Donna Dodson graduated cum laude from Wellesley College in 1990 with a Bachelor of Arts. Her pre-med studies and her passion for Egyptian art led her to study sculpture with Joseph Wheelwright at his studio in Boston in 1995. She continued her studies in sculpture with Peter Haines at his studio in Cambridge by learning how to abstract and resolve forms. Since 2000, Dodson has been honored with solo shows in New York, New Hampshire, Vermont, Kansas, Rhode Island and Massachusetts. Dodson enjoys public speaking, and has been a guest speaker in conferences, panels and forums at the University of Rhode Island, Pittsburg State University, School of Visual Art and Stonehill College. She is a member of the International Sculpture Center, National Association of Women Artists and the Women’s Caucus for Art. In May 2007 she started the Art Salon Boston at her studio in Jamaica Plain to meet artists of all disciplines and host monthly conversations on topics of interest to artists in Boston and beyond. Learn more on her blog.
Andy Moerlein is a nationally exhibited sculptor. His work has been shown in museums, sculpture gardens, and galleries from Alaska to New York. Mr. Moerlein has an extensive resume of public art works. This past summer, his installations graced Downtown Ithaca NY, Mill Brook Gallery and Sculpture Garden, the Riverway Park in Brookline MA, Main Street in Stockbridge MA, Elm Park in Worcester MA, and Ehva Gallery in Provencetown MA. Mr. Moerlein’s installation work has also been featured indoors at venues such as the Johnson Museum, Ithaca NY, the Hood Museum, Hanover NH, the Currier Museum, Concord NH, the Everson Museum, Syracuse NY and a variety of private galleries and college art settings.
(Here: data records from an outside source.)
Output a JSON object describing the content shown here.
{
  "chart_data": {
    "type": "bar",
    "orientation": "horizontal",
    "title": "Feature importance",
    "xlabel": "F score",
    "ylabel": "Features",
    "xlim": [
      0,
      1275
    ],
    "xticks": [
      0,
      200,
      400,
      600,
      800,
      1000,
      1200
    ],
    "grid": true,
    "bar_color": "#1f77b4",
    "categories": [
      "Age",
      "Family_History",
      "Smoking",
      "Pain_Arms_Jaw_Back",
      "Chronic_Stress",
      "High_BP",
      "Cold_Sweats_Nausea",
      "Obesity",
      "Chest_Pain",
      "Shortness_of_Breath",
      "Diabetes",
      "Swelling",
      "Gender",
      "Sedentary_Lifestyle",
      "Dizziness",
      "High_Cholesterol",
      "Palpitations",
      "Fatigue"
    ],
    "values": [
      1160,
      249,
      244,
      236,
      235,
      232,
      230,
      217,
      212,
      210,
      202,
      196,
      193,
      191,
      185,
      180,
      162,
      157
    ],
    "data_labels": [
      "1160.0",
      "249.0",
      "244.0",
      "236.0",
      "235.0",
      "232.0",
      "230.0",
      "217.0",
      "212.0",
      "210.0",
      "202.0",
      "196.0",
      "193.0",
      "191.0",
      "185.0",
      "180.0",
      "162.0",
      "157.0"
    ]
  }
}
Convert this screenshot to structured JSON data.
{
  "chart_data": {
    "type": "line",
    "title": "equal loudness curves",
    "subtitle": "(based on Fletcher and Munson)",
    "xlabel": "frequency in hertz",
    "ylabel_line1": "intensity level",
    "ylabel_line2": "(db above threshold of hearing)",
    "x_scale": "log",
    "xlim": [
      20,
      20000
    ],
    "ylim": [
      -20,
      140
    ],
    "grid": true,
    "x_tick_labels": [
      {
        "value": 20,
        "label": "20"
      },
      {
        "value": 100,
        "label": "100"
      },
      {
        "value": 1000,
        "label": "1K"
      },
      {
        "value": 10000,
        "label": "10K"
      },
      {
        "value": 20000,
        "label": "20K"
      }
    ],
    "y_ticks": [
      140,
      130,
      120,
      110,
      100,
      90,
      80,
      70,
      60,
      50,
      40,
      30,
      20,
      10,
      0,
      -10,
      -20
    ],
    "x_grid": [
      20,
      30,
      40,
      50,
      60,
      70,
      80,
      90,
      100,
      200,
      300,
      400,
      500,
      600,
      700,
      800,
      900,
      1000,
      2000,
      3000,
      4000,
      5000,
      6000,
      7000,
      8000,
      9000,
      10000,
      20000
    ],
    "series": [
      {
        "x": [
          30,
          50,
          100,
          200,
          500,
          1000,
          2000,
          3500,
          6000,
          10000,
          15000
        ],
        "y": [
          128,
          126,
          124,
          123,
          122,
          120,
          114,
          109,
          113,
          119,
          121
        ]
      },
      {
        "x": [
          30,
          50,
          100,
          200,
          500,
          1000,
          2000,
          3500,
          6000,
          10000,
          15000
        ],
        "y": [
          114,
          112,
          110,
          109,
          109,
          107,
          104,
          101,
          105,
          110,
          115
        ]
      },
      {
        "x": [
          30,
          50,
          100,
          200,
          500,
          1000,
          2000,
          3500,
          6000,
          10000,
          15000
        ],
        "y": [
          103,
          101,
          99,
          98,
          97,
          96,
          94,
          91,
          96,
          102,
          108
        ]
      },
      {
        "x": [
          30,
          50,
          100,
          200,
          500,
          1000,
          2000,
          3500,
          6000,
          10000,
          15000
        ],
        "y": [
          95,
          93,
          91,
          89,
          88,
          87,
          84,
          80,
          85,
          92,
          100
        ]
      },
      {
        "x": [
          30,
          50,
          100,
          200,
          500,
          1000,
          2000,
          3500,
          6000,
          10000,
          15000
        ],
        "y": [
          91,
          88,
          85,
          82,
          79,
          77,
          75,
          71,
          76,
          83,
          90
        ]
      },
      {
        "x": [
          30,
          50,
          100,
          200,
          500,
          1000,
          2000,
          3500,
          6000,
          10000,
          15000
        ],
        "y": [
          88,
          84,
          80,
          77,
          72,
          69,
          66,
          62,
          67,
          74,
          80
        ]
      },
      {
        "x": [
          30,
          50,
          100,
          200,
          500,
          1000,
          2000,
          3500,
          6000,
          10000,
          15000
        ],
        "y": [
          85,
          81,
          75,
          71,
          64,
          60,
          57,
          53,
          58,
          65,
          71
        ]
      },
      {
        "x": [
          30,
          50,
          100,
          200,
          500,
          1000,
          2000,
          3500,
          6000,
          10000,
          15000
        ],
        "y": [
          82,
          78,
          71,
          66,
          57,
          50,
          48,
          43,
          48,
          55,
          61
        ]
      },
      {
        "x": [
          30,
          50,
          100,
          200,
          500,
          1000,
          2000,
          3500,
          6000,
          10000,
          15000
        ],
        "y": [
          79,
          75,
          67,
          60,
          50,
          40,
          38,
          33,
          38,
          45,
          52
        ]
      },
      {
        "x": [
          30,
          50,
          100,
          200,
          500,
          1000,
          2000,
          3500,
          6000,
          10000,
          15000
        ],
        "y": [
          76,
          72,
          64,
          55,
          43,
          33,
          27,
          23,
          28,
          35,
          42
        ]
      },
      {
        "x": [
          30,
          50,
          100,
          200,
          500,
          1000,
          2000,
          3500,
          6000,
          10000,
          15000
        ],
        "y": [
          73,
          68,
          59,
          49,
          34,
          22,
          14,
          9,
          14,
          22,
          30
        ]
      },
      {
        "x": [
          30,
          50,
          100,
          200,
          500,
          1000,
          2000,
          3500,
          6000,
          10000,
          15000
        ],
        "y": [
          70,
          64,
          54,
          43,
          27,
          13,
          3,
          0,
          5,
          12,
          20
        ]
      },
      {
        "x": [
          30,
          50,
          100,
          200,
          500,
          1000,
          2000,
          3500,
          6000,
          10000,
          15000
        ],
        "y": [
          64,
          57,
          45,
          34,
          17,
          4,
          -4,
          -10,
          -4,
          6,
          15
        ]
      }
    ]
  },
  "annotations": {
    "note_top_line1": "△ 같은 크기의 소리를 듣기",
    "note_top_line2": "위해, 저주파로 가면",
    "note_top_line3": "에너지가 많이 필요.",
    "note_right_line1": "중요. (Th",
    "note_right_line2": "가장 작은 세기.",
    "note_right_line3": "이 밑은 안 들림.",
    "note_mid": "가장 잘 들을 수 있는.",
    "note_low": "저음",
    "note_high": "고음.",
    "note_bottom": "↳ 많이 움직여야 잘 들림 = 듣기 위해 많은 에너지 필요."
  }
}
His smaller models and indoor work were featured in two late summer shows. In August Moerlein showed a large body of new work at the Windsor Whip Works Gallery, Windsor NY and then in September he had a solo exhibit at New Hampton School in NH.
He has been an arts advocate, gallery director, educator, and professional juror for over 30 years. He has curated shows in Bend, OR; Rochester, NY; Brockport, NY; Ithaca, NY; and Manchester, NH. His articles and reviews have been published in numerous regional newspapers and arts magazines. He has been a teacher and gallery director at the Derryfield School in Manchester NH for 15 years. Moerlein holds a BA from Dartmouth College and an MFA from Cornell University. He lives in Bow, NH. Read the latest on his blog.
The Moose Myth is based on the poem at the right and the explaination below. There is a story told of twin moose brothers, each robust and noble, who shared the Northern Kingdom. One fine day they met in a glade and neither would yield. They charged and impacted with a resounding crash of angry power. In the ensuing battle they entangled antlers in a death lock. Unable to separate, they continued to battle. After days of throwing their enmeshed antlers and bodies about, unable to eat or drink, exhausted, they were on the brink of death. A small child came upon the feuding but now feeble twins and offered to free them, but only if they would promise to live in peace. They thankfully accepted the offer. Freed, the twins stood on two feet in honor of their human friend and lived their lives striving to solve conflicts with negotiation and compromise. They agreed that one would live by the sea and rule over the Portsmouth waterfront and all the bridges and seaways linking NH to the world. The other mighty moose would rule inland, near the confluence of the Nashua and Merrimack Rivers, majestically protecting the vital and diverse city of Nashua.
“Moose Myth has gone to moose heaven….. but it was beautiful while it lasted.”